Turkey's foreign trade deficit, a main component of the current account, climbed 34.4% year-on-year in October to $2.37 billion according to the general trade system, data from the country's statistics institute showed.

The relatively strong performance of the current account in October is due to exports standing at a record high level, and a drop in imports compared to previous months, said Daglar Ozkan, economist at Is Yatirim.

"Imports weren't as high as they were in September, the reduction of gold imports contributed to this. Therefore, we will see the one of the best monthly performances this year of the current account in October," he said, adding that the deficit would likely increase again in November.

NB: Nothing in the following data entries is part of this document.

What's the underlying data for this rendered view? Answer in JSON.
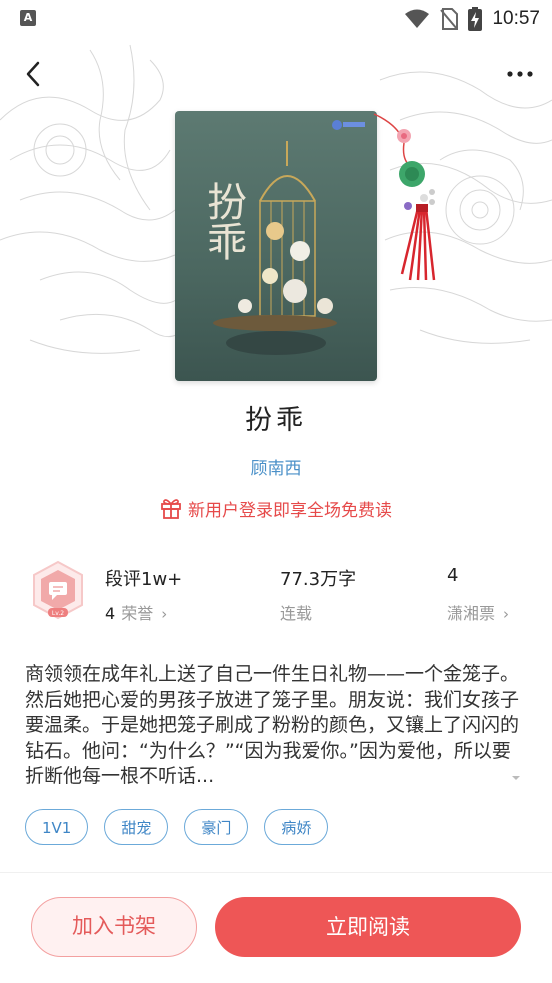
{
  "status_bar": {
    "time": "10:57",
    "app_icon_letter": "A",
    "icons": [
      "wifi-icon",
      "no-sim-icon",
      "battery-charging-icon"
    ]
  },
  "nav": {
    "back_icon": "chevron-left-icon",
    "more_icon": "more-horizontal-icon"
  },
  "cover": {
    "title_art": "扮乖",
    "decoration": "birdcage-with-flowers"
  },
  "book": {
    "title": "扮乖",
    "author": "顾南西"
  },
  "promo": {
    "icon": "gift-icon",
    "text": "新用户登录即享全场免费读"
  },
  "stats": {
    "badge_level": "Lv.2",
    "review_count": "段评1w+",
    "honor_count": "4",
    "honor_label": "荣誉",
    "word_count": "77.3万字",
    "status": "连载",
    "ticket_count": "4",
    "ticket_label": "潇湘票"
  },
  "synopsis": {
    "text": "商领领在成年礼上送了自己一件生日礼物——一个金笼子。然后她把心爱的男孩子放进了笼子里。朋友说：我们女孩子要温柔。于是她把笼子刷成了粉粉的颜色，又镶上了闪闪的钻石。他问：“为什么？”“因为我爱你。”因为爱他，所以要折断他每一根不听话...",
    "expand_icon": "chevron-down-icon"
  },
  "tags": [
    "1V1",
    "甜宠",
    "豪门",
    "病娇"
  ],
  "actions": {
    "add_to_shelf": "加入书架",
    "read_now": "立即阅读"
  },
  "colors": {
    "accent_red": "#ee5656",
    "link_blue": "#4a90c8",
    "tag_blue": "#3f86c6",
    "promo_red": "#e64a4a"
  }
}
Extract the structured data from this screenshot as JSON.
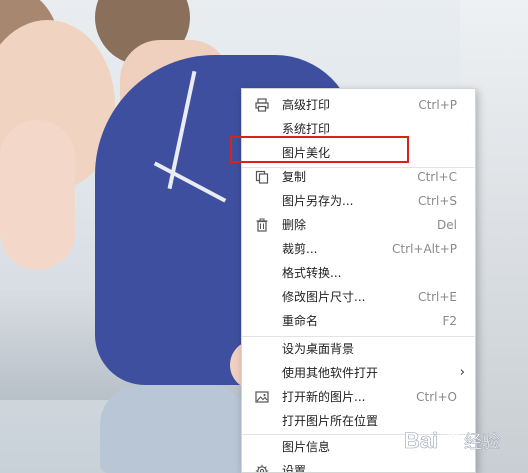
{
  "menu": {
    "items": [
      {
        "icon": "printer-icon",
        "label": "高级打印",
        "shortcut": "Ctrl+P"
      },
      {
        "icon": "",
        "label": "系统打印",
        "shortcut": ""
      },
      {
        "icon": "",
        "label": "图片美化",
        "shortcut": ""
      },
      {
        "icon": "copy-icon",
        "label": "复制",
        "shortcut": "Ctrl+C"
      },
      {
        "icon": "",
        "label": "图片另存为...",
        "shortcut": "Ctrl+S"
      },
      {
        "icon": "trash-icon",
        "label": "删除",
        "shortcut": "Del"
      },
      {
        "icon": "",
        "label": "裁剪...",
        "shortcut": "Ctrl+Alt+P"
      },
      {
        "icon": "",
        "label": "格式转换...",
        "shortcut": ""
      },
      {
        "icon": "",
        "label": "修改图片尺寸...",
        "shortcut": "Ctrl+E"
      },
      {
        "icon": "",
        "label": "重命名",
        "shortcut": "F2"
      },
      {
        "icon": "",
        "label": "设为桌面背景",
        "shortcut": ""
      },
      {
        "icon": "",
        "label": "使用其他软件打开",
        "shortcut": ""
      },
      {
        "icon": "image-icon",
        "label": "打开新的图片...",
        "shortcut": "Ctrl+O"
      },
      {
        "icon": "",
        "label": "打开图片所在位置",
        "shortcut": ""
      },
      {
        "icon": "",
        "label": "图片信息",
        "shortcut": ""
      },
      {
        "icon": "gear-icon",
        "label": "设置",
        "shortcut": ""
      }
    ],
    "submenu_arrow": "›",
    "highlight_color": "#d8231a"
  },
  "watermark": {
    "text": "Bai",
    "suffix": "经验",
    "accent": "#2c6fd1"
  }
}
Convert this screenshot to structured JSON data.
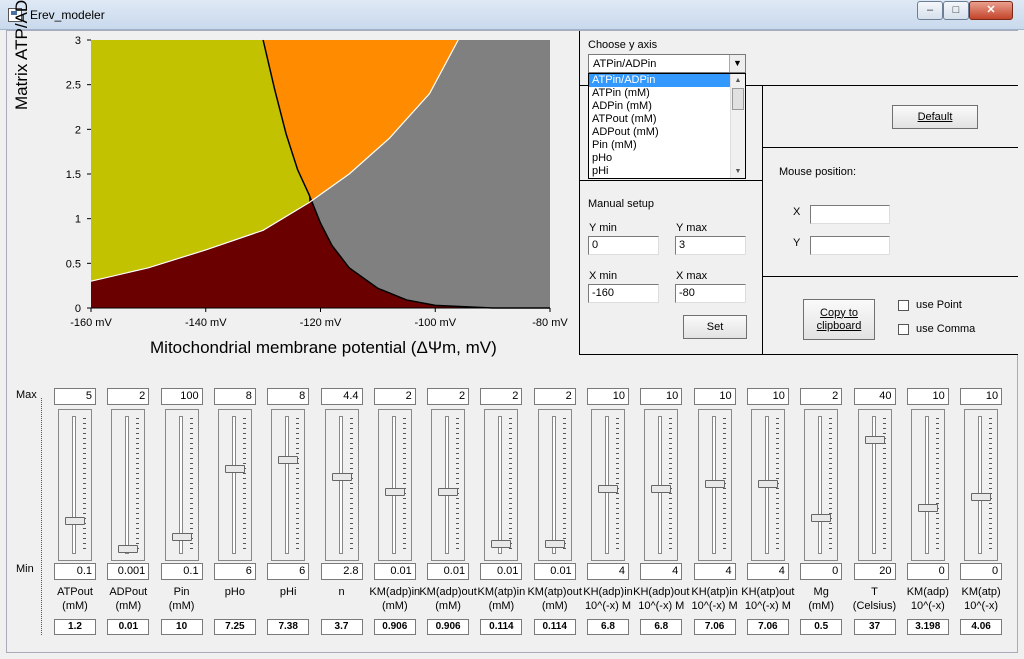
{
  "window": {
    "title": "Erev_modeler",
    "min": "–",
    "max": "□",
    "close": "✕"
  },
  "chart_data": {
    "type": "area",
    "ylabel": "Matrix ATP/ADP",
    "xlabel": "Mitochondrial membrane potential (ΔΨm, mV)",
    "xlim": [
      -160,
      -80
    ],
    "ylim": [
      0,
      3
    ],
    "x_ticks": [
      "-160 mV",
      "-140 mV",
      "-120 mV",
      "-100 mV",
      "-80 mV"
    ],
    "y_ticks": [
      "0",
      "0.5",
      "1",
      "1.5",
      "2",
      "2.5",
      "3"
    ],
    "regions": [
      {
        "color": "#c2c200",
        "position": "left-upper"
      },
      {
        "color": "#ff8c00",
        "position": "top-center"
      },
      {
        "color": "#808080",
        "position": "right"
      },
      {
        "color": "#6b0000",
        "position": "bottom"
      }
    ],
    "curves": [
      {
        "name": "black",
        "color": "#000000",
        "points": [
          [
            -130,
            3
          ],
          [
            -128,
            2.45
          ],
          [
            -126,
            1.95
          ],
          [
            -124,
            1.55
          ],
          [
            -122,
            1.27
          ],
          [
            -120,
            0.95
          ],
          [
            -118,
            0.7
          ],
          [
            -115,
            0.45
          ],
          [
            -110,
            0.22
          ],
          [
            -105,
            0.09
          ],
          [
            -100,
            0.03
          ],
          [
            -90,
            0
          ],
          [
            -80,
            0
          ]
        ]
      },
      {
        "name": "white",
        "color": "#ffffff",
        "points": [
          [
            -160,
            0.3
          ],
          [
            -150,
            0.45
          ],
          [
            -140,
            0.65
          ],
          [
            -130,
            0.87
          ],
          [
            -122,
            1.18
          ],
          [
            -115,
            1.5
          ],
          [
            -108,
            1.9
          ],
          [
            -101,
            2.4
          ],
          [
            -96,
            3
          ]
        ]
      }
    ]
  },
  "yaxis_chooser": {
    "label": "Choose y axis",
    "selected": "ATPin/ADPin",
    "options": [
      "ATPin/ADPin",
      "ATPin (mM)",
      "ADPin (mM)",
      "ATPout (mM)",
      "ADPout (mM)",
      "Pin (mM)",
      "pHo",
      "pHi"
    ]
  },
  "default_button": "Default",
  "mouse": {
    "label": "Mouse position:",
    "x_label": "X",
    "y_label": "Y",
    "x_value": "",
    "y_value": ""
  },
  "manual": {
    "label": "Manual setup",
    "ymin_label": "Y min",
    "ymax_label": "Y max",
    "xmin_label": "X min",
    "xmax_label": "X max",
    "ymin": "0",
    "ymax": "3",
    "xmin": "-160",
    "xmax": "-80",
    "set_button": "Set"
  },
  "copy": {
    "button": "Copy to clipboard",
    "use_point": "use Point",
    "use_comma": "use Comma"
  },
  "range_labels": {
    "max": "Max",
    "min": "Min"
  },
  "sliders": [
    {
      "name": "ATPout\n(mM)",
      "max": "5",
      "min": "0.1",
      "value": "1.2",
      "level": 0.22
    },
    {
      "name": "ADPout\n(mM)",
      "max": "2",
      "min": "0.001",
      "value": "0.01",
      "level": 0.01
    },
    {
      "name": "Pin\n(mM)",
      "max": "100",
      "min": "0.1",
      "value": "10",
      "level": 0.1
    },
    {
      "name": "pHo",
      "max": "8",
      "min": "6",
      "value": "7.25",
      "level": 0.62
    },
    {
      "name": "pHi",
      "max": "8",
      "min": "6",
      "value": "7.38",
      "level": 0.69
    },
    {
      "name": "n",
      "max": "4.4",
      "min": "2.8",
      "value": "3.7",
      "level": 0.56
    },
    {
      "name": "KM(adp)in\n(mM)",
      "max": "2",
      "min": "0.01",
      "value": "0.906",
      "level": 0.45
    },
    {
      "name": "KM(adp)out\n(mM)",
      "max": "2",
      "min": "0.01",
      "value": "0.906",
      "level": 0.45
    },
    {
      "name": "KM(atp)in\n(mM)",
      "max": "2",
      "min": "0.01",
      "value": "0.114",
      "level": 0.05
    },
    {
      "name": "KM(atp)out\n(mM)",
      "max": "2",
      "min": "0.01",
      "value": "0.114",
      "level": 0.05
    },
    {
      "name": "KH(adp)in\n10^(-x) M",
      "max": "10",
      "min": "4",
      "value": "6.8",
      "level": 0.47
    },
    {
      "name": "KH(adp)out\n10^(-x) M",
      "max": "10",
      "min": "4",
      "value": "6.8",
      "level": 0.47
    },
    {
      "name": "KH(atp)in\n10^(-x) M",
      "max": "10",
      "min": "4",
      "value": "7.06",
      "level": 0.51
    },
    {
      "name": "KH(atp)out\n10^(-x) M",
      "max": "10",
      "min": "4",
      "value": "7.06",
      "level": 0.51
    },
    {
      "name": "Mg\n(mM)",
      "max": "2",
      "min": "0",
      "value": "0.5",
      "level": 0.25
    },
    {
      "name": "T\n(Celsius)",
      "max": "40",
      "min": "20",
      "value": "37",
      "level": 0.85
    },
    {
      "name": "KM(adp)\n10^(-x)",
      "max": "10",
      "min": "0",
      "value": "3.198",
      "level": 0.32
    },
    {
      "name": "KM(atp)\n10^(-x)",
      "max": "10",
      "min": "0",
      "value": "4.06",
      "level": 0.41
    }
  ]
}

For the whole year, the median response of 11 economists was for a current account deficit of $35 billion, unchanged from last month's survey, with forecasts ranging between $32 billion and $36 billion.

Turkey's long history of current account deficits - which topped $52 billion in 2018 - has again been worrying investors after the lira touched record lows and the central bank ate into its foreign exchange reserves.

Ankara expects a deficit of $24.4 billion, or 3.5% of GDP this year. Without the downturn in tourism due to the coronavirus pandemic and surging demand for gold, Turkey would have posted a surplus of $12.4 billion, according to government estimates.

The current account is expected to recover in 2021 and could end the year with a deficit around $20 billion or less, said Ozkan, and a slowdown in credit growth would lead to a first quarter contraction in imports. An expected recovery in tourism starting in spring would also support the current account.

"We will see an inevitable slowdown in economic activity in the first half of 2021. Taking into account tourism as of April-May, there will likely be significant improvement in the current account," he said.

The central bank is scheduled to announce the October current account data at 0700 GMT on Dec. 11.